Author: William Golding
Release Date: First in 1954, October 1, 1999
Publisher: Penguin Books
William Golding's compelling story about a group of very ordinary small boys marooned on a coral island has become a modern classic. At first it seems as though it is all going to be great fun; but the fun before long becomes furious and life on the island turns into a nightmare of panic and death. As ordinary standards of behaviour collapse, the whole world the boys know collapses with them—the world of cricket and homework and adventure stories—and another world is revealed beneath, primitive and terrible. Lord of the Flies remains as provocative today as when it was first published in 1954, igniting passionate debate with its startling, brutal portrait of human nature. Though critically acclaimed, it was largely ignored upon its initial publication. Yet soon it became a cult favorite among both students and literary critics who compared it to J.D. Salinger's The Catcher in the Rye in its influence on modern thought and literature. Labeled a parable, an allegory, a myth, a morality tale, a parody, a political treatise, even a vision of the apocalypse, Lord of the Flies has established itself as a true classic.
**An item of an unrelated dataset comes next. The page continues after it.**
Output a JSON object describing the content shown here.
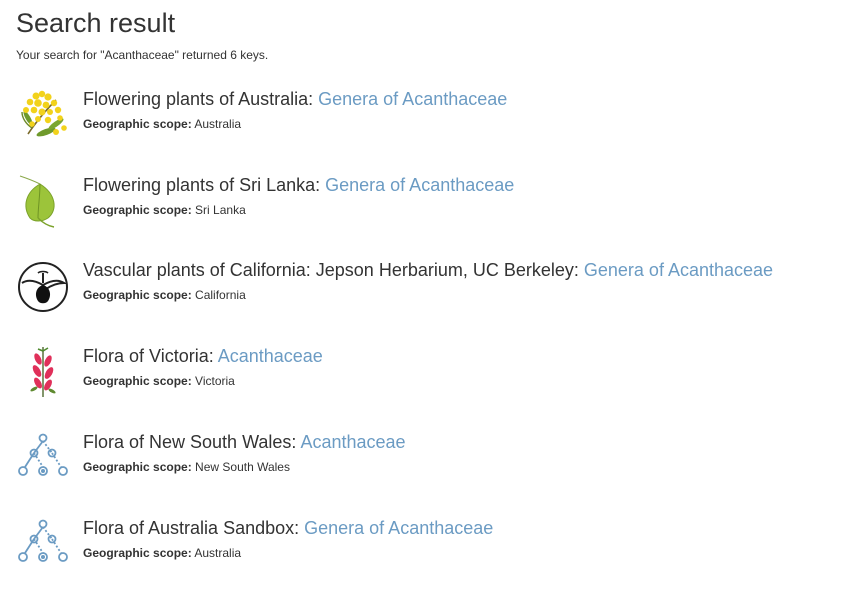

I know people who have loved this book while others have absolutely hated it. I'm on the fence with Lord of the Flies by William Golding and mainly it's because I have such strong feelings about it.
The plot itself it's bad or anything, but it isn't completely original either. A bunch of kids get stranded on an uninhabited island is something we've seen. But it must have been different for the time during which it was published. For them, this book, as we discussed in class, was a huge shocker. No one wanted to believe that such evil could exist in children so they had a hard time believing what they read. The inclusion of all the allusions, especially The Lord of the Flies (point of the title!) to Beelzebub from the Bible, really brought out this point of this book. The savagery part of the book is so…ugh. I mean, yes, it’s possible for the youngest of angelic children to have some savagery in them (as depicted in this book), but oh man, when I read it (tried to read it) for the first time in 6th grade, I was like “this book is messed up.” Not that I didn’t think it was “messed up” this time I read it; I just understood everything better. The plot, as my teacher told us, is broken down into 2 parts: chapters 1-9 dealt with the innocence of the boys and chapters 10-12 were the savagery part. William Golding successfully uses many literary devices (allegory, foreshadowing, etc.), themes (evil, loss of innocence, fear, etc.), and so much more to make this story in Lord of the Flies a sick, twisting, yet thought provoking story.
My opinion of the characters pretty much stayed the same. Simon was my absolute favorite character and as much as I liked him, I hated Jack and Roger. Ralph and Piggy were also great characters and man, I felt for both of them. Jack and Roger are basically the bad guys. Like, seriously, seriously bad guys. They embody the “savage” part of these kids while Simon was the “practical one” and Ralph wanted to do things on the island based on “principle.” I won’t spoil anymore of this book for you but I wanted to shoot Jack and Roger at various parts of this book. Many times, when something went seriously wrong, I put the book down. I just felt SO BAD for the good guys. And I understood that maybe this book wasn’t the most decent book for a 6th grader, no matter how high their reading level is.
Overall, this is the first time I actually read this book all the way through. When I read it in the 6th grade, I didn’t get past chapter 3 but I’m glad I decided to re-read (well, technically read it all over since I didn’t remember much from it) and I loved to hate this book. It’s simple to read and you’ll loathe some characters but at the same time, you’re heart will root for a certain boy. It really showed that no matter how much savage there is in the world, there is some principle and democracy in the world. Not everyone is corrupted and his or her perseverance to stick to what they believe is strong, even to overthrow savagery. I suggest you read Lord of the Flies by William Golding. Some might hate it and others might love it to death. Either way, you’ll leave the book thinking hard about not only the world but also your own actions.
It's actually a very nice cover but I completely forgot who it is on the cover. It fits the book and I like the flies as well.